Partner with Bridget Howard
Bridget teaches English to adults in conjunction with New Creation Ministries in Kigali, Rwanda and is also Unit Leader for Rwanda.
If you would like to partner with Bridget in your prayers, gifts and practical support, please download and complete this form and return to Freepost RTJH-JRZE-XXKX Africa Inland Mission, Halifax Place, Nottingham NG1 1QN.
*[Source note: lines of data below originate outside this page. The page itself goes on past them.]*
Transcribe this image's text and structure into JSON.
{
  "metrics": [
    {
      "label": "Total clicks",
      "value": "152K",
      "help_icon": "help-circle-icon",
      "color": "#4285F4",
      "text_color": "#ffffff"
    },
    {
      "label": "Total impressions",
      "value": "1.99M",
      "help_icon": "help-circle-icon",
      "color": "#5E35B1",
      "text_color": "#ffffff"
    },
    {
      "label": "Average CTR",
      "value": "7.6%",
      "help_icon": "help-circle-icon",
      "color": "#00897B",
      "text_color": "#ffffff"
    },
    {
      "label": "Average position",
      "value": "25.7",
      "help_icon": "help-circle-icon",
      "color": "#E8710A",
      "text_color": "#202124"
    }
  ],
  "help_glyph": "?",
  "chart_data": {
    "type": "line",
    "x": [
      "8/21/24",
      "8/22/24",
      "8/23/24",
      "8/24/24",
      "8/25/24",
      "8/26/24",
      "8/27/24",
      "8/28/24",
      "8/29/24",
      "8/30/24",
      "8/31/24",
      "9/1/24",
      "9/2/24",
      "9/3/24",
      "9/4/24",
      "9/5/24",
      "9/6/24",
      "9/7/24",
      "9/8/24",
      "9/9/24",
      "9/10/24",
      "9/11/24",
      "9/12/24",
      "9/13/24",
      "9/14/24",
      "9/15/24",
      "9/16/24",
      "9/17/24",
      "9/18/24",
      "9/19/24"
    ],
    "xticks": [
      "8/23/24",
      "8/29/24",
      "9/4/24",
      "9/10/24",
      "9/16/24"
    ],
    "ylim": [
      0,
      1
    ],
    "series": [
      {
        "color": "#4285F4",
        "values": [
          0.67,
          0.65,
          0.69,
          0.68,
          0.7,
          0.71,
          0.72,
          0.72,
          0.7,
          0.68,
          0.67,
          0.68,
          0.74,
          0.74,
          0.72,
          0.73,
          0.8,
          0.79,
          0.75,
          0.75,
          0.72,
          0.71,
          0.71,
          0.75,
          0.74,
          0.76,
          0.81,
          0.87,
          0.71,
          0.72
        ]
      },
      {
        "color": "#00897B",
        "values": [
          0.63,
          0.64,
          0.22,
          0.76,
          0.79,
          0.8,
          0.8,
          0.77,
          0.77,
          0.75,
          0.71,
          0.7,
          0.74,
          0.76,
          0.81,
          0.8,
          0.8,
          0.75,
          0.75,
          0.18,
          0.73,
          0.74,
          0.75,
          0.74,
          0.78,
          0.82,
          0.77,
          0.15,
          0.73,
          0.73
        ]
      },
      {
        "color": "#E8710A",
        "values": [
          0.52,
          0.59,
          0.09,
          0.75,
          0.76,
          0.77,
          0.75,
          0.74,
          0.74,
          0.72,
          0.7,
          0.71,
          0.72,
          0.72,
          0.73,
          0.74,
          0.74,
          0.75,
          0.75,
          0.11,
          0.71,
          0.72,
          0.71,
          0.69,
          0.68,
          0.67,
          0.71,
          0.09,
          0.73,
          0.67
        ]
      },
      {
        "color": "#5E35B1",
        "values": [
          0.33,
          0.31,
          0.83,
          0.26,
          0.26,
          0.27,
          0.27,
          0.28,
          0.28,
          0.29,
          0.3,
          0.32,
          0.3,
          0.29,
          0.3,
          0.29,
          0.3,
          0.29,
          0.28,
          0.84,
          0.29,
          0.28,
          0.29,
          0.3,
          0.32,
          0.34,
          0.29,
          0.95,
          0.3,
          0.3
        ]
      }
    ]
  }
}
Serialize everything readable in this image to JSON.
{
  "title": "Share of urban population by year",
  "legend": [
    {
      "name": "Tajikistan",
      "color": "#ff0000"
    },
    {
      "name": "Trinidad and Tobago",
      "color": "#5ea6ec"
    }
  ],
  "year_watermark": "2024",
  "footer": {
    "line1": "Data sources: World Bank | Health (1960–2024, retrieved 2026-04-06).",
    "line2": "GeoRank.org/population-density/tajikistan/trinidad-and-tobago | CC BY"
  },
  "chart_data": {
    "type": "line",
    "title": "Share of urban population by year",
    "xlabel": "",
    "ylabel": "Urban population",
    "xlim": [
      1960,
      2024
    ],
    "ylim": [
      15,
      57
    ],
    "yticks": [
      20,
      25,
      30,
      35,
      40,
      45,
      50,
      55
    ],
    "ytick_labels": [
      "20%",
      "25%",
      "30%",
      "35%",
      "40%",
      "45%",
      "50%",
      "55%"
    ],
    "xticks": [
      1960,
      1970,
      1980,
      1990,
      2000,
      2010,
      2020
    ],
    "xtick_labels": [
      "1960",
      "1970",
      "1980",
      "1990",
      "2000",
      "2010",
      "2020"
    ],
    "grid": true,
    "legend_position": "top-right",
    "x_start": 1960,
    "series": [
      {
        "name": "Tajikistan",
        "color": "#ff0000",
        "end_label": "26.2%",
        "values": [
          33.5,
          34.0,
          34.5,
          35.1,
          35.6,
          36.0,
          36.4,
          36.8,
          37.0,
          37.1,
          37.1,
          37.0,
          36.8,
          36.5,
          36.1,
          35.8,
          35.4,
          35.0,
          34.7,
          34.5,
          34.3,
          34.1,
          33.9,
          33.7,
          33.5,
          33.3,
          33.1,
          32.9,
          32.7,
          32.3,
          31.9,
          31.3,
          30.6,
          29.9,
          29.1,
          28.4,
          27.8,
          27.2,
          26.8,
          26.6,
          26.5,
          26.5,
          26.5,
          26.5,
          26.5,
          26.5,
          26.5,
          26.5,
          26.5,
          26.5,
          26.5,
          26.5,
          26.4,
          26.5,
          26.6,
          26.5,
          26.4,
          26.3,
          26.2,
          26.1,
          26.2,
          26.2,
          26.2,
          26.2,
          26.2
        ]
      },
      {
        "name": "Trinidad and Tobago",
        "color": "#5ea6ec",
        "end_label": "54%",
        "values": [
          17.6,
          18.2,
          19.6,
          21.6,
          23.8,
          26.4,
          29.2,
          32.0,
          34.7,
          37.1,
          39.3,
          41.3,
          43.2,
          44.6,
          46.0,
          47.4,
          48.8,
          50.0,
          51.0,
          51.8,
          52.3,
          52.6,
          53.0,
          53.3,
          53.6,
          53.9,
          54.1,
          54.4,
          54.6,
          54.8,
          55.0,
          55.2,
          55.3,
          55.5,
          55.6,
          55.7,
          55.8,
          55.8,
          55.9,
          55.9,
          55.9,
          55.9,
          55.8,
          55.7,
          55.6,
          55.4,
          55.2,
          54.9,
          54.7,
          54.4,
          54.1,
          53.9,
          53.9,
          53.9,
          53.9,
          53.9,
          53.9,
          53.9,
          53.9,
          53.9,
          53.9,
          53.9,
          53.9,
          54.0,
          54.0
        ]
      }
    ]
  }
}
For any queries, please email: firstname.lastname@example.org
Latest prayer points
- 19 January 2018
“As I begin 2018, I feel very much like [I am] training my eyes on a distant spot – my future. This should be my last year on-field before I take home assignment and then retire from active service. But when do I leave Rwanda? At the end of the year when it’s likely to be cold and drear in an English winter? Or do I wait until my visa expires early 2019 when it will be springtime? Who will replace me as a teacher for the English classes at NCM? Who will replace me as AIM Unit leader? What about the AIM Unit? Packing up the house, terminating employees’ contracts? Where will I live? What will I do? Experience has taught me that I can’t sit in some safe place and work it out on paper; I have to walk it out day by day trusting that ‘he who is able to do immeasurably more than all we ask or image’ and who ‘works for the good of those who love him, who have been called according to his purpose’ will guide my steps and meet my needs. Thank you for journeying with me in 2018 and praying with me to know the good, perfect, acceptable will of God.”
- 24 November 2017
“we had a full week at the end of October when leadership personnel from the AIM Central Region office came to visit. They were able to see us in our ministry locations and meet with partner organisations. They made suggestions of potential ministries and ideas of how to mobilise local church members for mission. We are thinking through the implications of this and writing personnel requests and praying for personnel.”
- 25 August 2017
“The week before I went to [the AIM Conference in] Kampala the 4th year pastors were at NCM accompanied by their wives – the usual practice for the graduating class – to treat the subjects of family life, conflict resolution in marriage and the role of a pastor’s wife. As usual the men were smartly dressed in the company of their wives. I return after the departure of the wives to find the men back to T-shirts and flipflops! And I’m straight back into teaching their English module, teaching extra hours to make up for the missed lessons last week. I returned to more contrast. Dominique, my night guard, had news of the birth of a sixth child but the baby died a couple of days after birth. Gilbert, my day worker, had happy news of the birth of a second daughter. We mourn and rejoice at the same time…Many of you have journeyed with me during all these years. Thank you. And God journeys with us all the days of our lives. The words of Psalm 71:17-18 express my testimony and prayer. God is good all the time; all the time God is good.”